Tracer le chemin qui mène au but, c’est trouver une stratégie, un ‘comment’, suffisamment crédible pour me convaincre moi-même qu’elle me mènera au but. Une stratégie doit pouvoir se décliner en quelques phrases. Elle est supposée saisir l’esprit même d’une démarche.
La stratégie, c’est quand ce bébé harcèle sa maman tant qu’il n’a pas eu son lait. C’est quand cette petite fille fait l’enfant modèle chaque fois qu’elle veut une nouvelle poupée. C’est quand cet adolescent multiplie les actes d’insoumission jusqu’à ce que ses amis ne lui reconnaissent le titre de gangster. C’est aussi quand cette demoiselle prend la parole partout, jusqu’à ce qu’on ne puisse plus l’ignorer.
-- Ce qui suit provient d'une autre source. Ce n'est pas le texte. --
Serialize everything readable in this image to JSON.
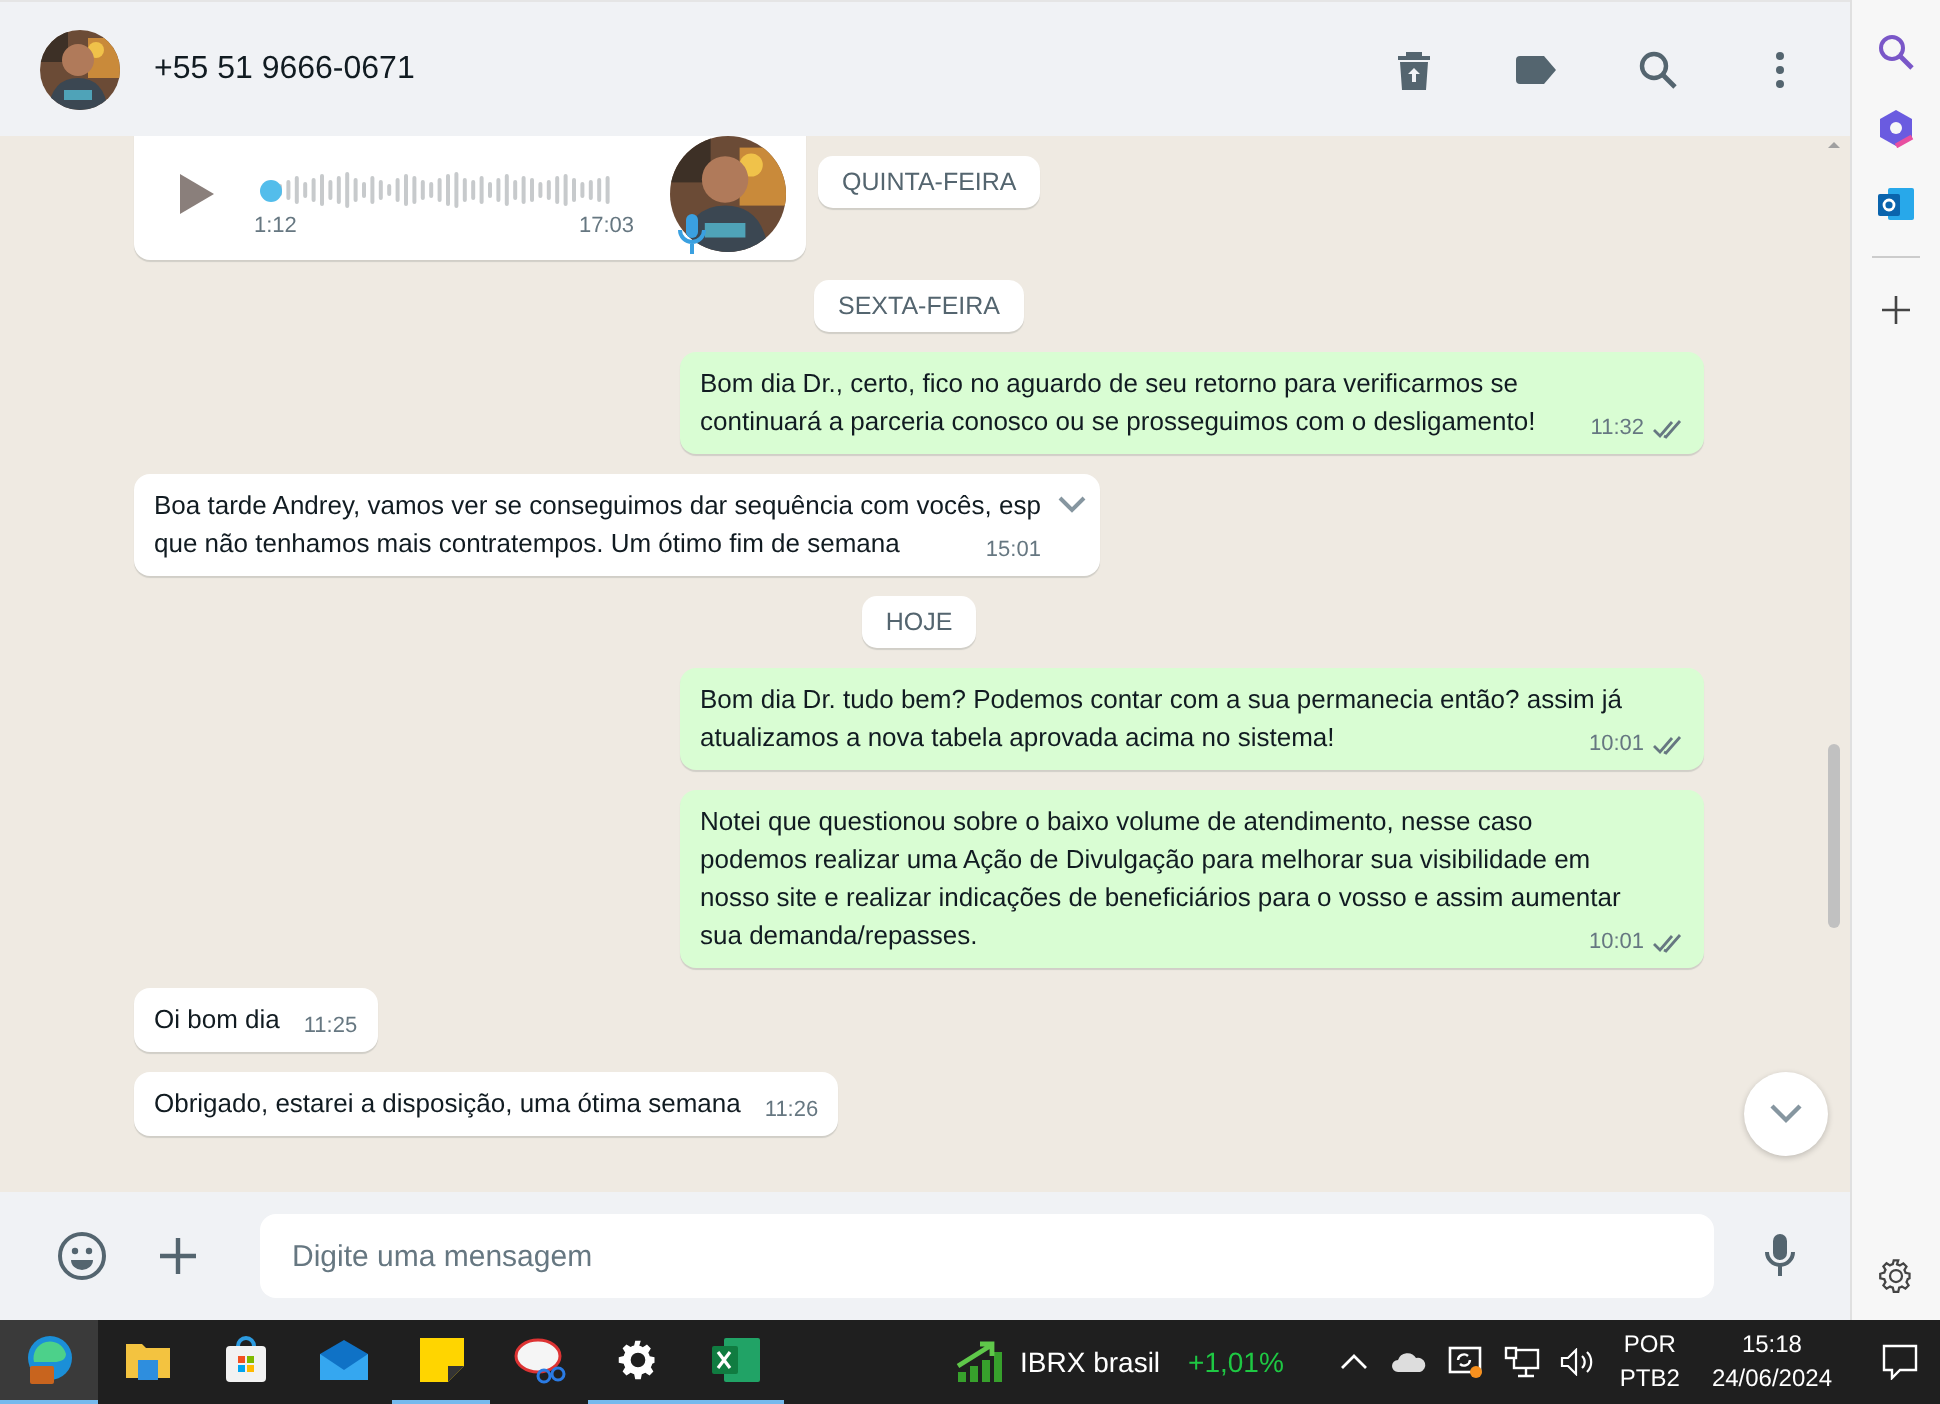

La stratégie décrit donc l’approche générale pour atteindre mon but. Mais à quoi bon élaborer une stratégie et l’appliquer, si, à côté, je laisse d’autres choses torpiller mon plan? Il est crucial d’anticiper et me prémunir contre les inévitables désirs de court terme qui viendront inévitablement détourner mon attention.
J’ai besoin de rendre mon but suffisamment omniprésent et vivace dans mon esprit pour qu’il devienne quasi-réel, pour que je puisse trancher en sa faveur, chaque fois qu’un désir de court terme essaie de voler mon attention. Il semble que penser au but sous la douche marche plutôt bien. Et si je suis toujours trop faible devant la tentation, je trouverai le moyen de croiser plus rarement son chemin.
A cette étape, on peut parler d’une vision construite : j’ai un but (librement et patiemment choisi), une foi solide en la possibilité de l’atteindre (je n’ai pas réussi à démontrer le contraire), une stratégie qui me convainc (l’esprit même de l’approche), et les moyens de continuer à trouver mon but plus attrayant que tout.
Le reste n’est plus qu’action; du moins, je le crois. Ce n’est certainement pas la partie la plus facile.